# new master hunter



## 2golddogs (Oct 19, 2009)

Today Cooper earned his Master Hunter title at the Back Bay Knotts Island Hunt test in Virginia in the pouring rain. Came through clean and did a very nice job on some tough blinds. He got his first pass in September at the national specialty and finished today. Now to try and qualify for the master national. So very proud of my boy.


----------



## CAROLINA MOM (May 12, 2009)

Congratulations to you and Hunter, he's good looking boy. 
The ribbons look great on him.


----------



## 2tired (Oct 19, 2011)

Congratulations!


----------



## AmbikaGR (Dec 31, 2007)

Congrats to Team Hunter!


----------



## MillionsofPeaches (Oct 30, 2012)

wow that is so great!! He is a very proud handsome boy with those ribbons!


----------



## ktkins7 (Jul 20, 2013)

Congrats! He looks very proud of himself and is gorgeous!


----------



## PrincessDaisy (Dec 20, 2011)

Good dog Cooper!

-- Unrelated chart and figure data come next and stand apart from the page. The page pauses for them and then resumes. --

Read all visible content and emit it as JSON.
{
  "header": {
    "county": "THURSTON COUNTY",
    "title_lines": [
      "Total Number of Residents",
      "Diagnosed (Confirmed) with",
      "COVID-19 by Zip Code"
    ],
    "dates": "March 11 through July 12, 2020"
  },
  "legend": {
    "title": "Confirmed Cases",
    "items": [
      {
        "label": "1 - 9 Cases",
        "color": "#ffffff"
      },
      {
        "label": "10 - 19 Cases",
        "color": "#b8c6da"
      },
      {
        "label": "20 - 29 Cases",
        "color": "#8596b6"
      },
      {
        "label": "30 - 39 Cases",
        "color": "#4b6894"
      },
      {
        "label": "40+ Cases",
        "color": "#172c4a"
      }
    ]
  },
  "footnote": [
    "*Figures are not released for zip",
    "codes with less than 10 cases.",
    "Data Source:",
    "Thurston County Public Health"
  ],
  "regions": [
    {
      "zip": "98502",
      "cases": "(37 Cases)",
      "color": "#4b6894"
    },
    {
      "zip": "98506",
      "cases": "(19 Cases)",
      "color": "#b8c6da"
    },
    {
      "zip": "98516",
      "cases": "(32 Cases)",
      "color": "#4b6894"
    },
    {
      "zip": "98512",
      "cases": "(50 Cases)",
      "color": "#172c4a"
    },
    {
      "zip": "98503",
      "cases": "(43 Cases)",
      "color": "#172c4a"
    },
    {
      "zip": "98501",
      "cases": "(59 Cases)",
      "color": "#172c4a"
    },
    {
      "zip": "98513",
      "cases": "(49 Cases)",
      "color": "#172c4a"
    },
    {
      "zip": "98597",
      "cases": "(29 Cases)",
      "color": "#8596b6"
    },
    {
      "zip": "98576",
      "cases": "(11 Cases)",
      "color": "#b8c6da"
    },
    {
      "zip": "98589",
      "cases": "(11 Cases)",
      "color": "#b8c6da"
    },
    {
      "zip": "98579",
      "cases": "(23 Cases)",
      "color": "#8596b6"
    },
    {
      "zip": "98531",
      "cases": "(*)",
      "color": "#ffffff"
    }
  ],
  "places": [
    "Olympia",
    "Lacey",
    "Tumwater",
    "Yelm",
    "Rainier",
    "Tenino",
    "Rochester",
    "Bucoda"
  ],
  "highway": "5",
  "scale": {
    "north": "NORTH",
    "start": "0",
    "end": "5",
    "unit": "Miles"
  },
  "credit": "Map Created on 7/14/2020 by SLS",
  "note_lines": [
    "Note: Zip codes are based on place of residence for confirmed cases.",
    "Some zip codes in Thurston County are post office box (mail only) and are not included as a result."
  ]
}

What an achievement.

Max


----------



## K9-Design (Jan 18, 2009)

Awwwright!!! GREAT JOB! Congrats to you & Cooper!


----------



## Claudia M (Aug 8, 2012)

Congrats to you and Cooper! I was helping the Senior on Saturday but heard that the blinds were really tough. WTG Cooper.


----------



## Figtoria (Apr 19, 2016)

Congratulations! He's gorgeous!


----------



## hollyk (Feb 21, 2009)

Congratulations!


----------



## gdgli (Aug 24, 2011)

Congratulations!!!


----------



## Panama Rob (Nov 26, 2015)

Super!!!! Congrats to you and Cooper


----------



## fourlakes (Feb 16, 2013)

Big congrats! Great job you two.


----------



## hotel4dogs (Sep 29, 2008)

Awesome!!!! Huge congratulations!!!


----------



## Sweet Girl (Jun 10, 2010)

That is such a huge accomplishment! Congratulations! Cooper looks pretty happy about it, too!


----------



## Alaska7133 (May 26, 2011)

Congratulations!!


----------



## JDandBigAm (Aug 25, 2008)

Fantastic achievement for Cooper and you! He is a very good looking MH at that!


----------